Debt Instruments:
- Credit rating → Gilt securities vs Junk bonds.
- Bond vs Debenture.
- Optionally fully convertible debentures (OFCD).
- Other types of Debentures.
- Inflation indexed bonds (IIB).
Credit rating for Sovereign Bonds (Rating of Countries):
- Credit rating companies like CRISIL, S&P, Moody’s etc. also give credit ratings (AA, A, BBB, C, D etc.) to countries based on their eco-political conditions.
- India hold a credit rating in medium risk category just above the junk status.
Factors affecting credit rating:
- Fiscal deficit.
- Inflation.
- Infrastructure.
- Foreign investment.
- GDP growth.
Bond vs Debenture:
- Bond is the terminology used in England while debenture is the terminology used in America.
- The term bond is used for a Government or PSU security while the term debenture is used for private companies securities.
- In India, Bondholders are secured by access to the underlying asset in case of default by the issuer.
- Debentures, on the other hand, are unsecured, with debenture holders not having recourse to assets in the case of default by the debenture issuer.
Optionally fully-convertible debentures (OFCD):
- Investors have option to change Debentures to Shares.
- If debentures are changed to shares then from companies point of view.
- No further interest payment headache.
- No profit to the company → No share.
- Will only share dividend when company makes profit.
- If debentures are changed to shares then from investors point of view.

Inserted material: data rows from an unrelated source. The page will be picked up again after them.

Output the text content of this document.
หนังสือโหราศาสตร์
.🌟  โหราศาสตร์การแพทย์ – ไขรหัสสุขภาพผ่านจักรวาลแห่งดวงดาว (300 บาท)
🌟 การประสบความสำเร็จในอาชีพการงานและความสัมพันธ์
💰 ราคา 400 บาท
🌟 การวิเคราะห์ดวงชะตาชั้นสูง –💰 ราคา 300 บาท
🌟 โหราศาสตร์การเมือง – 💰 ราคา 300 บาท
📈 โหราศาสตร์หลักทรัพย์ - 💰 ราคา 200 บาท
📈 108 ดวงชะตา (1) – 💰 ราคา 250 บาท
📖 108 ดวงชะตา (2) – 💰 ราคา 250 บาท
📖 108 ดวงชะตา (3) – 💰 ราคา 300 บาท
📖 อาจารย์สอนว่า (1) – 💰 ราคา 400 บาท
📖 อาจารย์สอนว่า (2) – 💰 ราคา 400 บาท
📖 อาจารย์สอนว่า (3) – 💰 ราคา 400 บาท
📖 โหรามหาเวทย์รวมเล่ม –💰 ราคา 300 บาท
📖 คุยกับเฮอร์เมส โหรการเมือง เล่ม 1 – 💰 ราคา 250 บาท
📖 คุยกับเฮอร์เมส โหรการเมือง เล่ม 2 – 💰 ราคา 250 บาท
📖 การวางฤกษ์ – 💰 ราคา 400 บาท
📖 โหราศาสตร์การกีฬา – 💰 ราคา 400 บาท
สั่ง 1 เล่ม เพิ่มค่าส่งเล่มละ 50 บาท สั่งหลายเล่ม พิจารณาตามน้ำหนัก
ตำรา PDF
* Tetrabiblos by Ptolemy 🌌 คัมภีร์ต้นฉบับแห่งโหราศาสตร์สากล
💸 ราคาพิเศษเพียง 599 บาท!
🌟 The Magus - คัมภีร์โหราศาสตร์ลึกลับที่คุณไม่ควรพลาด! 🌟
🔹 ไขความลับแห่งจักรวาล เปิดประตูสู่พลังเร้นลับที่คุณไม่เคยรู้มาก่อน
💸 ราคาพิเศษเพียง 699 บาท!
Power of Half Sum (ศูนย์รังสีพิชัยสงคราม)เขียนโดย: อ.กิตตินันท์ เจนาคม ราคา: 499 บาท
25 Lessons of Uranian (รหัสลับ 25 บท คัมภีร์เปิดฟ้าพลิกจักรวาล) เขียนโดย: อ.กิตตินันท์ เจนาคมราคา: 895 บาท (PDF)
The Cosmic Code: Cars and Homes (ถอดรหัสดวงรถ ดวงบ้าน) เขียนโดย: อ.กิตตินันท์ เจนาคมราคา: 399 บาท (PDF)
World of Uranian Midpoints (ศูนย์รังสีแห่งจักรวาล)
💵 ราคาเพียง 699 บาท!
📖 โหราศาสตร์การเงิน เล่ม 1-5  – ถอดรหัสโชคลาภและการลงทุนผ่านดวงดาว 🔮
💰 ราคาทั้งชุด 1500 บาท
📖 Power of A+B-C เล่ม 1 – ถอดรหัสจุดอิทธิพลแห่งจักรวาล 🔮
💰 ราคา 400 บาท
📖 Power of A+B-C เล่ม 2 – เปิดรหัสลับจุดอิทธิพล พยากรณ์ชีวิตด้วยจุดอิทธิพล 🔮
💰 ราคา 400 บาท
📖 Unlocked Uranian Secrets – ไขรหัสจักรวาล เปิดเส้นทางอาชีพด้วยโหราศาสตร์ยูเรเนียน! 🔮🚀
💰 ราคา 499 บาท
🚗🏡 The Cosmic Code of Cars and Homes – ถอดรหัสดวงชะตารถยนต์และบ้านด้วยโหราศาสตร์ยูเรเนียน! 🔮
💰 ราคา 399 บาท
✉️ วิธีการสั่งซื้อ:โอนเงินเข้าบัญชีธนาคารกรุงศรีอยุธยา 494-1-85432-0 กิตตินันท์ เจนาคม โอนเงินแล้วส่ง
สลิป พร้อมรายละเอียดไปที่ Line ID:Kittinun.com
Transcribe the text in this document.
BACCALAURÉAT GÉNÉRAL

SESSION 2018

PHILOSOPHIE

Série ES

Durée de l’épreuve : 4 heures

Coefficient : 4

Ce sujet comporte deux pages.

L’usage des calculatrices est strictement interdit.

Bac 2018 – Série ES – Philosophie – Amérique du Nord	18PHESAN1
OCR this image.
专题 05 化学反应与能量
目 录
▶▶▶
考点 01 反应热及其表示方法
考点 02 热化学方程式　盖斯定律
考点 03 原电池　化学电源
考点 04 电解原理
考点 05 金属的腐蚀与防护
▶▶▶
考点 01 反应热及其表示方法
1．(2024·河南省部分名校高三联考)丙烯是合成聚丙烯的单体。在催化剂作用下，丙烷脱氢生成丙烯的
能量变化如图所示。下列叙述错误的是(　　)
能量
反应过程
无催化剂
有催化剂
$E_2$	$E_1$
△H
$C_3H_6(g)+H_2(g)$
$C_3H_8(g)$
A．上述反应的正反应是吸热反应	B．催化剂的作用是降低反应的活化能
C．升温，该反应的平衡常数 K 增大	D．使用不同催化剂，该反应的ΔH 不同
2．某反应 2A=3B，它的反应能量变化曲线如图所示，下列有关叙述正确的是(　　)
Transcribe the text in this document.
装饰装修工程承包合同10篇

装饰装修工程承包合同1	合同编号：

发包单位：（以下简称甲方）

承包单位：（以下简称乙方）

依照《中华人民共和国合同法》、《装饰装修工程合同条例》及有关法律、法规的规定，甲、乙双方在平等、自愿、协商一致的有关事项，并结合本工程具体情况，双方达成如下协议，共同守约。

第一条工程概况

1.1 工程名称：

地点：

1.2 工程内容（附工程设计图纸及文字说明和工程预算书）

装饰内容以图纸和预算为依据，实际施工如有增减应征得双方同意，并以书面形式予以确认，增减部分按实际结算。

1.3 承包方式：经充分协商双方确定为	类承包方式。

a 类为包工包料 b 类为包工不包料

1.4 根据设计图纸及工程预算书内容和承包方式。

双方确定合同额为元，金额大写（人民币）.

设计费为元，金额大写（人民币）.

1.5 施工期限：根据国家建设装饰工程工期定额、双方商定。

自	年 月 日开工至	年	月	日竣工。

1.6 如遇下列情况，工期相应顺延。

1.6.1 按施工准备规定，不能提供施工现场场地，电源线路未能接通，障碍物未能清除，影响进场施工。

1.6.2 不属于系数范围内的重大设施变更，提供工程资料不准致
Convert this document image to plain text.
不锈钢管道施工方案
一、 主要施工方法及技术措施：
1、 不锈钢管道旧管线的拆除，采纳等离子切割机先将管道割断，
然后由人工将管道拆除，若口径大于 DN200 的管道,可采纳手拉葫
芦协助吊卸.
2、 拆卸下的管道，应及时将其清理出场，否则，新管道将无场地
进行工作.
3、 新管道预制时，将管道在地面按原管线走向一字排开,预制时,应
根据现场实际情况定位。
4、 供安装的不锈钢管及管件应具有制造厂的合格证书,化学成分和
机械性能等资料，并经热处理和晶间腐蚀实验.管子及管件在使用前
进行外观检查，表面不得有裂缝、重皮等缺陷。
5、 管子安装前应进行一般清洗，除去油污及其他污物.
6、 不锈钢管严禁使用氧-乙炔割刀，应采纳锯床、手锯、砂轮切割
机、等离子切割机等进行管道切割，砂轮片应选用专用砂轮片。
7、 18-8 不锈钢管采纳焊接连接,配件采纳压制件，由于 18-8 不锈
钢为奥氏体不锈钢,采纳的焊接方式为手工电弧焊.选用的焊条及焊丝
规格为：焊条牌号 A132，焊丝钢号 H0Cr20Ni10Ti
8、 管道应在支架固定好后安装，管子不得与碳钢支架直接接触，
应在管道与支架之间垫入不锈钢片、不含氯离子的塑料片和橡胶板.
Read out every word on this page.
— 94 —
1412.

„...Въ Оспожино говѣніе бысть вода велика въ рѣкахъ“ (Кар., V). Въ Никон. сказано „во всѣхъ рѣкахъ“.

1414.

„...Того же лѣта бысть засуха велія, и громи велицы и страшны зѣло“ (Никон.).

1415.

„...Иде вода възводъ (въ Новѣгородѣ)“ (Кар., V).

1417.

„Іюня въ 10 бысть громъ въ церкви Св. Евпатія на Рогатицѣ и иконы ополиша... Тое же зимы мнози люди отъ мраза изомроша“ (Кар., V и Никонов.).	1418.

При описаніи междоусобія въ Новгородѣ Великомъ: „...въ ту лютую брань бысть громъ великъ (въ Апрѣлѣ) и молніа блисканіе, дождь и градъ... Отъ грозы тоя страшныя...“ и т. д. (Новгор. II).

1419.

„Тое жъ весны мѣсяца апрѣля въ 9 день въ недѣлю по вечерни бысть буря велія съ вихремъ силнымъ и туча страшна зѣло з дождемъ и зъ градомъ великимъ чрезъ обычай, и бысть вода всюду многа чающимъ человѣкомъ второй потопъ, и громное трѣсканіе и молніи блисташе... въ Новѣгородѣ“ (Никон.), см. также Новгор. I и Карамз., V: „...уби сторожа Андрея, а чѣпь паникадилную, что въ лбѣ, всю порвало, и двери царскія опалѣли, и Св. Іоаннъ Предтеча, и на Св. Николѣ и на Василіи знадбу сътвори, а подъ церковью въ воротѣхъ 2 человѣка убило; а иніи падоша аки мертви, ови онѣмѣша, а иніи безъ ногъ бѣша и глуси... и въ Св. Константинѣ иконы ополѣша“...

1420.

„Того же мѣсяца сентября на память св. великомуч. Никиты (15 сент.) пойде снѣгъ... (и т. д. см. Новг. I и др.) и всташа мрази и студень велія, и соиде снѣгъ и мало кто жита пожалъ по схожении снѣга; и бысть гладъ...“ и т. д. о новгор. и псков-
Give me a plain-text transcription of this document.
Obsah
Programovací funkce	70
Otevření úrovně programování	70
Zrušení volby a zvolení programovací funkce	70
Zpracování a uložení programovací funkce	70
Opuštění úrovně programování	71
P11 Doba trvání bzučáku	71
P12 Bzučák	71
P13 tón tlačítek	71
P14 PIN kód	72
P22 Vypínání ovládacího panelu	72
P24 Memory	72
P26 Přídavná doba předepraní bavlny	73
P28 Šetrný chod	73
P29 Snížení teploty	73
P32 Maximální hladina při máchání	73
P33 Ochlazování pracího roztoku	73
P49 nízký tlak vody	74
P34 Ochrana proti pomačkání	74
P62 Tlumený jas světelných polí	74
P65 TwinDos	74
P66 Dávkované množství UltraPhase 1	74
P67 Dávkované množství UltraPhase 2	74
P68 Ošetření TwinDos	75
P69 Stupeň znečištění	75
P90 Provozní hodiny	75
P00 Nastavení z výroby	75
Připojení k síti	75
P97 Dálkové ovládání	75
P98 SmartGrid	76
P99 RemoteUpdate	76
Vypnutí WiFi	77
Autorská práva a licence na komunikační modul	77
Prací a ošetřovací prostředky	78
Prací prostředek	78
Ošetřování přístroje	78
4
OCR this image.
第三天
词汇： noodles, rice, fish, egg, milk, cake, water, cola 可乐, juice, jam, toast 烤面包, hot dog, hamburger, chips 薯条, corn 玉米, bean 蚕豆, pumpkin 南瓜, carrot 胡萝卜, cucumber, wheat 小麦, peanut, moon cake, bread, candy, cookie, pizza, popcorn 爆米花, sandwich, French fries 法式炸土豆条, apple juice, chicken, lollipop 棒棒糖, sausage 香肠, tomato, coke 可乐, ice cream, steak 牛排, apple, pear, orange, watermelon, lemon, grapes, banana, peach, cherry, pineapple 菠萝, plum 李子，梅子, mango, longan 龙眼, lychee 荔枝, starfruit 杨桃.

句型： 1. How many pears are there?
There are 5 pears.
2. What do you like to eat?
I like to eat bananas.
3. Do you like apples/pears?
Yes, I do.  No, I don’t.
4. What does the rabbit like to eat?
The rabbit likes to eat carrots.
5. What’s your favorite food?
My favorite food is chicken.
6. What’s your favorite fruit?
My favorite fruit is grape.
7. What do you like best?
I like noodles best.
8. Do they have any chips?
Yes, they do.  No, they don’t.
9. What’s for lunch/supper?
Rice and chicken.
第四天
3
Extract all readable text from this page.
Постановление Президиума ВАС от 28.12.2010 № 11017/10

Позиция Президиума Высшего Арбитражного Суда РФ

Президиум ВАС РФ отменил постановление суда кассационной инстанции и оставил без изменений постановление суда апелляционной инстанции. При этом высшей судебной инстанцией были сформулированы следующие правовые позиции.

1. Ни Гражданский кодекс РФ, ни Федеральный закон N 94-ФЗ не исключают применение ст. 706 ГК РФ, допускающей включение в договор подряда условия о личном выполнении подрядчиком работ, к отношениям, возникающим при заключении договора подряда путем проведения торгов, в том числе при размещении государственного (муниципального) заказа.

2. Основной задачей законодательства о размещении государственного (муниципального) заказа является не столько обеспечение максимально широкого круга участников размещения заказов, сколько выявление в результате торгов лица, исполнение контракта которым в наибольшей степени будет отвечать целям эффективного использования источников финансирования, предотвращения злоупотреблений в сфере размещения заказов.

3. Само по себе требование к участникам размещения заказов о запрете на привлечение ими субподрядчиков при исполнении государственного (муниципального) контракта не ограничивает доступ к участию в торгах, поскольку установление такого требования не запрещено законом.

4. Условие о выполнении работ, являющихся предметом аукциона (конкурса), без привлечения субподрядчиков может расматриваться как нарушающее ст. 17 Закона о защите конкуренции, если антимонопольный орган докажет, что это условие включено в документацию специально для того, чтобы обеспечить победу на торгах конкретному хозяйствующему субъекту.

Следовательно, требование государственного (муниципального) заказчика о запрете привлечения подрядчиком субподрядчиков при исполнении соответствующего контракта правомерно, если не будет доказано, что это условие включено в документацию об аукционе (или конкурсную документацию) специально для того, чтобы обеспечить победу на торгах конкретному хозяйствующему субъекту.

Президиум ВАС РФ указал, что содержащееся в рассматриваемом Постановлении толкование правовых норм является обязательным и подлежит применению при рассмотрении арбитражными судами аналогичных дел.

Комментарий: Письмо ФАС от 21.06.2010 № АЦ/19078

- If company makes higher profit.
- He will get bigger dividend.
Other Types of Debentures:
- Non-Convertible debentures.
- Partially convertible debentures→ 100 Debenture – Rs. 70 (Non-convertible) + Rs. 30 ( Can be converted to Equity).
- Fully convertible debentures → 100 Debenture → Fully converted to equity (No Choice).
- Optionally convertible debentures → Choice after two years → For ex. 1 Debenture = 3 shares.
- Redeemable vs irredeemable before Maturity period.
- Fixed interest rate vs lndex - linked interest rate (Sensex etc.).